Vaccine Programme


Lessons to create a better future

Nadhim Zahawi

Nadhim Zahawi was appointed Secretary of State for Education on 15 September 2021. He was previously Parliamentary Under Secretary of State at the Department for Business, Energy and Industrial Strategy (BEIS) and Minister for COVID Vaccines Deployment at the Department of Health and Social Care. Before that he was Parliamentary Under Secretary of State at the Department for Education. He was elected as Conservative MP for Stratford-on-Avon in May 2010.


  • The development and deployment of vaccines has been a UK success story
  • The Vaccine Taskforce brought together the key players to ensure development at pace and at scale
  • The Life Sciences Vision will take the lessons the UK has learned from the pandemic and apply them for the future
  • The NHS will make research and innovation fundamental to everything it does
  • Bringing together all parts of the sector will create an environment for UK life sciences to flourish.

The pandemic has been probably the biggest threat this country has faced in peacetime. It is the most infectious, aerosol-transmitted, respiratory disease that humanity has experienced. The Government worked at pace, formed a plan and brought people in to implement it and to ensure the response was led by science each step of the way.

The development and deployment of vaccines has clearly been a major success story. The chances of finding a successful, effective vaccine were pretty low at the start. Thanks, though, to the brilliance of everyone involved, we have done so. That would not have been possible without the Vaccine Taskforce which integrated the efforts of Government, industry and academia behind a single mission to find safe and effective vaccines as quickly as possible.

We had the clinicians with the genius to develop a vaccine, with NIHR supporting clinical trials. MHRA provided regulatory approval, and then there were the manufacturing facilities that produced the vaccines at scale and pace. The NHS, of course, has been absolutely key to administering the many millions of vaccinations across the UK.

Outstanding collaboration

The Vaccine Taskforce was not the only example of outstanding collaboration between academia and industry, the Government and NHS, collaboration that turned the dial on tackling the pandemic. The recovery trials also used the brilliant work of academics, the NHS, the regulators and of course, the patients, to identify new approaches to treating COVID by establishing large trials at pace. The discoveries from the trials have now been adopted globally.

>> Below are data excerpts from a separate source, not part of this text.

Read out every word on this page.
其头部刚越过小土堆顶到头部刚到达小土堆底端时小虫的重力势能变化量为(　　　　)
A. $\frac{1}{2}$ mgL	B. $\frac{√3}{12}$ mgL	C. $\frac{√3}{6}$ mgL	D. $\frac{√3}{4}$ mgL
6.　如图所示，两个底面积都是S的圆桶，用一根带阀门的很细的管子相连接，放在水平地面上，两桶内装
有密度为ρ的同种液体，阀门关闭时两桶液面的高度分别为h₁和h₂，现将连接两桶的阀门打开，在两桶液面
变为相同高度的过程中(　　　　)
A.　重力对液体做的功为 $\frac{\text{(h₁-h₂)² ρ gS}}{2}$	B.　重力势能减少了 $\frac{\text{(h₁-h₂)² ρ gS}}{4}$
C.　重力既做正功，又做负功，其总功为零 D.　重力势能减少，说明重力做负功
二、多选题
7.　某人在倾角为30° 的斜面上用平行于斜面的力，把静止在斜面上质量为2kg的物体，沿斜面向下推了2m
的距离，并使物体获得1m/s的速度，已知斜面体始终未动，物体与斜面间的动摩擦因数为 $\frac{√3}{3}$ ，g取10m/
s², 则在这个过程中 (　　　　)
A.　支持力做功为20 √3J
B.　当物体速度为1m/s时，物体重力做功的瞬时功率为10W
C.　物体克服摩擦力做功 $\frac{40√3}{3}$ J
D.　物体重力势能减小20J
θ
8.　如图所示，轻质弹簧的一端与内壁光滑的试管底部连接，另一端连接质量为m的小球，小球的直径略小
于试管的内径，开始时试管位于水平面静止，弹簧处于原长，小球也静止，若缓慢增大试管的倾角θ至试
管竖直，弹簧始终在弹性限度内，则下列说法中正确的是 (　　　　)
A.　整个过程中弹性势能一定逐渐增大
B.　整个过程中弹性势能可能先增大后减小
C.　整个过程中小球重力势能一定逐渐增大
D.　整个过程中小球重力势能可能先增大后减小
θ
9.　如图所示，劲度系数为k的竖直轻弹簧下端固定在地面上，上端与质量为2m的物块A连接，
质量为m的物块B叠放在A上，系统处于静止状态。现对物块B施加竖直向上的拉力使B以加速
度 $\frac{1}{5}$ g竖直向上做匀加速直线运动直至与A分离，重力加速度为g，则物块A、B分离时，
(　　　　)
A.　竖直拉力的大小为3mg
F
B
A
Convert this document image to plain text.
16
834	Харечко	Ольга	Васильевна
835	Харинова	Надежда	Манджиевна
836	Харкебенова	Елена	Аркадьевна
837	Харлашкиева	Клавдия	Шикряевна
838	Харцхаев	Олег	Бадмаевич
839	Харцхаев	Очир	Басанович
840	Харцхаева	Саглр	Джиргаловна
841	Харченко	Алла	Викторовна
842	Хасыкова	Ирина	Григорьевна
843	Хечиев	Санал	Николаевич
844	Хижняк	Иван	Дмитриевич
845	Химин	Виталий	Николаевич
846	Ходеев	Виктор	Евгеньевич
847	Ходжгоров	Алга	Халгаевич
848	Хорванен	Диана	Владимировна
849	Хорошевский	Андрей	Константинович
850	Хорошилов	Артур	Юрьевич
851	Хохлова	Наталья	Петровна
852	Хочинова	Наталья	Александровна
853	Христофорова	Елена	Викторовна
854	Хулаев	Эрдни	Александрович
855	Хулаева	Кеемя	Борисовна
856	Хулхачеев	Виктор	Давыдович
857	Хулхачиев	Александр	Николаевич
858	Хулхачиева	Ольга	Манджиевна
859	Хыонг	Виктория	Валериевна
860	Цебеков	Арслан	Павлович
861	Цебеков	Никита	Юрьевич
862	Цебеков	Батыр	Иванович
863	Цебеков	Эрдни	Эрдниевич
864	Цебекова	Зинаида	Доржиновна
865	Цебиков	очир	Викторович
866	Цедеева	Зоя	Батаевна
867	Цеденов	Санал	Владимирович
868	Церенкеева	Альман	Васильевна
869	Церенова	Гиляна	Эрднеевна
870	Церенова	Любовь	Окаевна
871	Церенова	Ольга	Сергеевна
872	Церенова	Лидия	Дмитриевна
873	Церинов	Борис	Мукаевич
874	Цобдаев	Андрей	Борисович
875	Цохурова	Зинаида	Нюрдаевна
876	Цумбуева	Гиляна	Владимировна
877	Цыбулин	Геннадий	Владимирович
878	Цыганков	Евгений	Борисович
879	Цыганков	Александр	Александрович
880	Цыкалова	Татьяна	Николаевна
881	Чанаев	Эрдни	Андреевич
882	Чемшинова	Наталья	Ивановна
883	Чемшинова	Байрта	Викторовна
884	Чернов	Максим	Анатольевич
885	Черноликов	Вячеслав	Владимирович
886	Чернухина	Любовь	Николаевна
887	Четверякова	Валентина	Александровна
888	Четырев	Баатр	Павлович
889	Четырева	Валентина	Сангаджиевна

The Government has now published its Life Sciences Vision. The core ambition and vision is to take the lessons of the pandemic and apply them to other less evident but also devastating diseases and illnesses that impact our lives. It is a bold vision, created with industry and academia, setting out a 10-year strategy. It will build on that collaborative relationship seen during the pandemic. The underlying foundation is, of course, the excellence of the UK science base and the scale and potential of the NHS.

The Vision sets out how the UK will set targets for the entire life sciences ecosystem, building on our deep academic and industrial expertise to develop and trial new medicines and technologies quicker than anywhere else in the world.

The NHS will make research and innovation fundamental to everything it does, driving improvements in care quality, efficiency, and of course, staff happiness and satisfaction. This will ensure that patients in the UK are among the first in the world to benefit from new medicines and technologies.

We also want to establish the best business environment in the world for companies to grow, to innovate and to take advantage of the regulatory freedoms created by leaving the European Union. The Vision identifies key healthcare challenges where we can harness the collaboration and creativity that was fundamental to our COVID response so that we can save and improve more lives. We will emulate the approach of the Vaccines Taskforce to develop genuine breakthrough medicines and technologies that improve outcomes and patients’ lives.

The sector deals bring together industry and Government to address the skills challenge. There is also a real role for Government here in looking across the whole life sciences ecosystem – and beyond – in order to identify the skills needs of the sector and determine how to deliver those skilled individuals the country needs going forwards. The same urgency that was demonstrated in the response to COVID is needed to deliver the skill sets required in the coming years.

Modern vaccine technology has the potential to prevent and treat a range of non-infectious diseases. So continuing to advance UK capability and capacity can have wide health benefits as well as support the G7 ambition to have vaccines developed and deployed within 100 days of a future pandemic. To do this, the UK will continue to improve core immunology, vaccinology, clinical trial design and infrastructure, it will deepen experience and expertise in vaccine formulation and delivery, and strengthen and maintain the Government/industry partnership.

While there is still a great deal to do to lift the world out of the COVID pandemic and transition from pandemic to endemic status, there is an opportunity to reflect on what has been learned and how to do better in the future. It is necessary to seize the moment to capture these lessons through the Life Sciences Vision. It is vital that industry, academia, the charitable sector, regulators, the NHS and Government continue to work together at pace and at scale to improve and save lives.

There is an opportunity to reflect on what has been learned and how to do better in the future.